Table 3. Parameters of the state equations

No.
Count
Weight / g
Velocity / km/h
1
2
94.7
180
2
2
101.4
180
3
2
99.5
180

For the first experiment, the bird was stuck at the entrance of the particle outlet and failed entering main channel of the engine, Fig. 10, which was consistent with the simulation results in Fig. 4. In the second experiment, the bird body was only slightly broken and it was found that most of the bird body was stuck between the two blades of the inlet guide vane, as shown in Fig. 11(a). After the bird body was removed, no obvious structural deformation was found on the inlet guide vane, as shown in Fig. 11(b).

Fig. 10. The first bird ingestion experiment

The first bird ingestion experiment

Fig. 11. The second bird ingestion experiment

The second bird ingestion experiment

a) Bird stuck by the inlet guide vanes

The second bird ingestion experiment

b) Inlet guide vanes after bird cleaned

Fig. 12. The third bird ingestion experiment

The third bird ingestion experiment

The third and the most successful one, the bird was sucked into main channel, passing through the inlet guide vane and colliding with the first stage compressor blade. A 12×5 mm2 curling deformation was observed, Fig. 12, which are basically consistent with the simulation results. However, there are some differences between experimental and numerical results in the size of the pits caused by the impact.
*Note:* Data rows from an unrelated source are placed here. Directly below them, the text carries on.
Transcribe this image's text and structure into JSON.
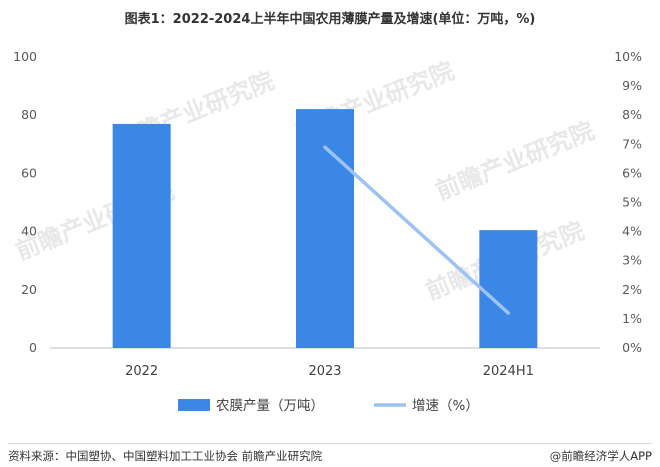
{
  "chart_data": {
    "type": "bar",
    "title": "图表1：2022-2024上半年中国农用薄膜产量及增速(单位：万吨，%)",
    "categories": [
      "2022",
      "2023",
      "2024H1"
    ],
    "series": [
      {
        "name": "农膜产量（万吨）",
        "type": "bar",
        "axis": "left",
        "color": "#3a87e6",
        "values": [
          77.0,
          82.1,
          40.5
        ]
      },
      {
        "name": "增速（%）",
        "type": "line",
        "axis": "right",
        "color": "#9cc3f2",
        "values": [
          null,
          6.9,
          1.2
        ]
      }
    ],
    "ylim": [
      0,
      100
    ],
    "y_ticks": [
      "0",
      "20",
      "40",
      "60",
      "80",
      "100"
    ],
    "y2lim": [
      0,
      10
    ],
    "y2_ticks": [
      "0%",
      "1%",
      "2%",
      "3%",
      "4%",
      "5%",
      "6%",
      "7%",
      "8%",
      "9%",
      "10%"
    ],
    "grid": false,
    "legend_position": "bottom"
  },
  "watermark": "前瞻产业研究院",
  "footer": {
    "source": "资料来源：中国塑协、中国塑料加工工业协会 前瞻产业研究院",
    "brand": "@前瞻经济学人APP"
  }
}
The main reason is that the speed and size of the bumped and ripped bird body are different from the initial setting used in numerical simulation.

5. Conclusions

Two bird models were established with the SPH method to simulate bird impacting on the inner wall of the particle separator and the first-stage blade of the compressor, respectively. Bird ingestion experiments were carried out to validate results of the numerical simulation. The experimental results show great consistency with the numerical results. It can be concluded that:

1) After hitting the inner wall of the particle separator, the bird body would rapidly rebound upward along the wall and very large deformation can be observed in simulation. The real bird would be ripped into pieces during this process and then might enter scavenge passage, thus protecting the core of the engine.

2) The speed of the bird body can be greatly attenuated after hitting the particle separator for several times. The remaining speed is about 52 % of the initial one.

3) The larger the bird body is, the more likely it would be jammed by the inlet guide vanes, which would protect the core of the engine.

4) The smaller bird body would probably pass through the inlet guide vane and collide with the first-stage compressor blade to cause serious curling and deformation of the leading edge of the blade.